New Zen microarchitecture details

The Stilt · Jun 11, 2016

Based on the scaling of the chart (XV vs. Zen), most likely they are both core to core.

In the slide AMD says "40% IPC improvement" and Zen's column is 80% higher than Excavator's column.

Meanwhile in the Orochi vs. Summit chart, Summit's column is twice higher than Orochi's. If the scaling is the same, the actual performance difference is 50% and not 100%. Pretty close to the figure which you get when you sum the measured difference between Piledriver and Excavator to to expected difference between Excavator and Zen

Abwx · Jun 11, 2016

2x the throughput of a FX8350 is what make more sense.

Assuming a Zen core has same FP throughput than an XV module then 3.3GHz is enough to have the necessary perf.

Remember, a Zen core has at its disposal the same (but improved) FPU that is at disposal of a whole XV module.

inf64 · Jun 11, 2016

To me it is obvious that if AMD listed Excavator core on the same slide as the IPC claim it really means ~40% over Excavator and single core Vs single core(ie. average of a number of ST tests conducted at the same fixed clock speed).

On the other hand , the other slide mentioned "performance leap" and lists Summit Ridge (8C/16 95W SKU) and Orochi ( up to 220W, likely standard 95 or 125W PD based 83xx SKU). Knowing AMD they used a number of MT benchmarks and the slide indicates roughly 2x performance uplift. And no, I don't think that chart represents performance/watt because it states very clearly "performance leap" - ie. throughput.

So to recap: 40% IPC jump core vs core versus XV (or ~55-60% over PD) and 2x throughput jump Vs unknown 83xx SKU, likely 8370E or 8350.

sirmo · Jun 11, 2016

KTE said:
Current core or previous generation means current FX/top-end offering and what the new generation is replacing. Which is PD.

PR talk is segmented carefully. Years don't matter.

"Barcelona is 40% faster, 42%, then 50% faster than Intels best". Sadly what all the hardcore enthusiasts found out after launch was that AMD PR meant at 2.6GHz, versus Clovertown 2.66GHz... which had 3 faster models, and now Harpertown, when Barcelona came to be available at 2.0GHz Those were some sad days...

Sent from HTC 10

Memory lane cuts both ways. Stumbled on this thread from when we were waiting on the Hammer to drop.. fun times: http://www.hardwarecentral.com/showthread.php?15508-AMD%92s-Hammer-now-only-15-faster-IPC%85

One thing we know for sure is that we have no idea how good Zen will be.

JDG1980 · Jun 11, 2016

The Stilt said:
It is, as it is still manufactured and shipped.

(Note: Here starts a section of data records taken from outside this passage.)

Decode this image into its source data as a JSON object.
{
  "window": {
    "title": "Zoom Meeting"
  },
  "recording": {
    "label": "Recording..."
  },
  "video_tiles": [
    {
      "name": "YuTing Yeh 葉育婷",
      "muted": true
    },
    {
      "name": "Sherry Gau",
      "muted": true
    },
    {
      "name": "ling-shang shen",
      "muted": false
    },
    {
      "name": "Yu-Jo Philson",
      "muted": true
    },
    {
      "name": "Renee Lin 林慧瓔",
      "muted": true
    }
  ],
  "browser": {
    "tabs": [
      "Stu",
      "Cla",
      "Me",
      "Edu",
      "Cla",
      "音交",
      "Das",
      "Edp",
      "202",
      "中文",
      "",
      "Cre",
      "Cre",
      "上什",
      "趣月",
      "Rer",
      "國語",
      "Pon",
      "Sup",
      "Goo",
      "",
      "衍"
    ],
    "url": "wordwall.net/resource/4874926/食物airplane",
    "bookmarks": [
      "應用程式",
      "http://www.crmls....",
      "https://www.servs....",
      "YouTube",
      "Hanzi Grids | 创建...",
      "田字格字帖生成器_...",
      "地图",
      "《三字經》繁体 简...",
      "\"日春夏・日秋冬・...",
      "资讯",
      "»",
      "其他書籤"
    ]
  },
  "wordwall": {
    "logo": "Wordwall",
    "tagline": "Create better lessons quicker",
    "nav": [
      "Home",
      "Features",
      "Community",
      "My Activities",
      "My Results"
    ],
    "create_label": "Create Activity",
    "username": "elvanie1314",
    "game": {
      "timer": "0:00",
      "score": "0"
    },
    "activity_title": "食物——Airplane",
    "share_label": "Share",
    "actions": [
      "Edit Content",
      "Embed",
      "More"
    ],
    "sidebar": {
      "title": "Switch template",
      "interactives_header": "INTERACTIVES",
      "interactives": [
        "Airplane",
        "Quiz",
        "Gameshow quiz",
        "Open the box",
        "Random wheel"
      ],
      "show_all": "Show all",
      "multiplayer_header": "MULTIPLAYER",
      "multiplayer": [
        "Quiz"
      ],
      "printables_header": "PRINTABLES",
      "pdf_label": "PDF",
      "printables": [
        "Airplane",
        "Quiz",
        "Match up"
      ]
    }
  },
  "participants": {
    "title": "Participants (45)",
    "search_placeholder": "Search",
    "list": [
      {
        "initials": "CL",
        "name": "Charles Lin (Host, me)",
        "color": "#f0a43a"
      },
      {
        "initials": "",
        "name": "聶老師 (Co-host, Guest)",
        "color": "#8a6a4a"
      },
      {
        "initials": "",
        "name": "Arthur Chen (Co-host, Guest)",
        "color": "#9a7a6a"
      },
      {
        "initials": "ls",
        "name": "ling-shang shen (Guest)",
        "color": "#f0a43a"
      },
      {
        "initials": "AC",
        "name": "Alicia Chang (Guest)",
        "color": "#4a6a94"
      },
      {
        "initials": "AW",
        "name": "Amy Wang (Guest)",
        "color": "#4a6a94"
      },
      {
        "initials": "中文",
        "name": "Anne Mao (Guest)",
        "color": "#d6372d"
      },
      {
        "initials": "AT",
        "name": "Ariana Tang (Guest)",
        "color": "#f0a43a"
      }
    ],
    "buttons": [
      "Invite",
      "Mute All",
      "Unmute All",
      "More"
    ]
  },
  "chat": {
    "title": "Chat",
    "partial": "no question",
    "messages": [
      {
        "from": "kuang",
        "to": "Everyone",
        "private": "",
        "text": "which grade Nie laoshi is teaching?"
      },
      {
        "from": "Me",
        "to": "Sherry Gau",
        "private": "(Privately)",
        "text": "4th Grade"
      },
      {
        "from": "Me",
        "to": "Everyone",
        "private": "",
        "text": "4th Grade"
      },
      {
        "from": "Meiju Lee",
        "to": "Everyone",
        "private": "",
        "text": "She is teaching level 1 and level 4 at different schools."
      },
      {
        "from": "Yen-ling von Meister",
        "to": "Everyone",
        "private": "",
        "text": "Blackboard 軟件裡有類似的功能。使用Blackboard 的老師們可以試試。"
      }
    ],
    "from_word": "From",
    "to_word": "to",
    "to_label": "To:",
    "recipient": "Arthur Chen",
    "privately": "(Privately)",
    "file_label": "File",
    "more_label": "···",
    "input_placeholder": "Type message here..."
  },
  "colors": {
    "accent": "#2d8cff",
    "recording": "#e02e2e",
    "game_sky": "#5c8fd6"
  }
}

I'd be rather surprised if any 32nm Piledriver chips are still being manufactured. More likely, AMD is running down their existing stockpiles. Why make more of an obsolete, uncompetitive product that no one wants?

KTE · Jun 11, 2016

inf64 said:
On the other hand , the other slide mentioned "performance leap" and lists Summit Ridge (8C/16 95W SKU) and Orochi ( up to 220W, likely standard 95 or 125W PD based 83xx SKU). Knowing AMD they used a number of MT benchmarks and the slide indicates roughly 2x performance uplift. And no, I don't think that chart represents performance/watt because it states very clearly "performance leap" - ie. throughput.

Do you remember this inf64?

Performance per watt?

And how awesome AMD painted Bulldozer to be all the way into launch, whooping the 1100T and 2600K... "50% faster than 1100T and i7-950"
https://m.donanimhaber.com/foto-galeriler/AMD-Bulldozer-FX-resmi-test-sonuclari_1.htm
http://forums.anandtech.com/showthread.php?t=2134911

Then we had AT users calculating some really juicy maths arriving at that gorgeously exact 50% performance figure. Sorry to pick on you Podspi

I say these pass the smell test because, assuming IPC doesn't change from Phenom II, 33% increase in cores and 12% increase in clock speed (3.6ghz) would produce 50% greater performance than PhIIX6. Hrm...

Just the same juicy math being made today. We know how that usually turns out...

Sent from HTC 10

itsmydamnation · Jun 12, 2016

KTE said:
Do you remember this inf64?

Performance per watt?

And how awesome AMD painted Bulldozer to be all the way into launch, whooping the 1100T and 2600K... "50% faster than 1100T and i7-950"
https://m.donanimhaber.com/foto-galeriler/AMD-Bulldozer-FX-resmi-test-sonuclari_1.htm
http://forums.anandtech.com/showthread.php?t=2134911

Then we had AT users calculating some really juicy maths arriving at that gorgeously exact 50% performance figure. Sorry to pick on you Podspi

Just the same juicy math being made today. We know how that usually turns out...

Sent from HTC 10

So how about actually looking at Uarch.....

No couldn't possibly do that now could we . We know already about many changes that are all good IPC improvers.

4x L1D a core ( or 2x vs excavator)
much reduced latency L2 ( also smaller)
wider execution resources
lower latency FPU
much better L3

then you have your general improvement in prediction/prefect/load store.
then there is also then unknowns , stack cache, trace cache, checkpointing etc.

Bulldozer was 50% narrower then STARS the same integer width as ATOM/Jaguar. Zen is 100% wider then Bulldozer.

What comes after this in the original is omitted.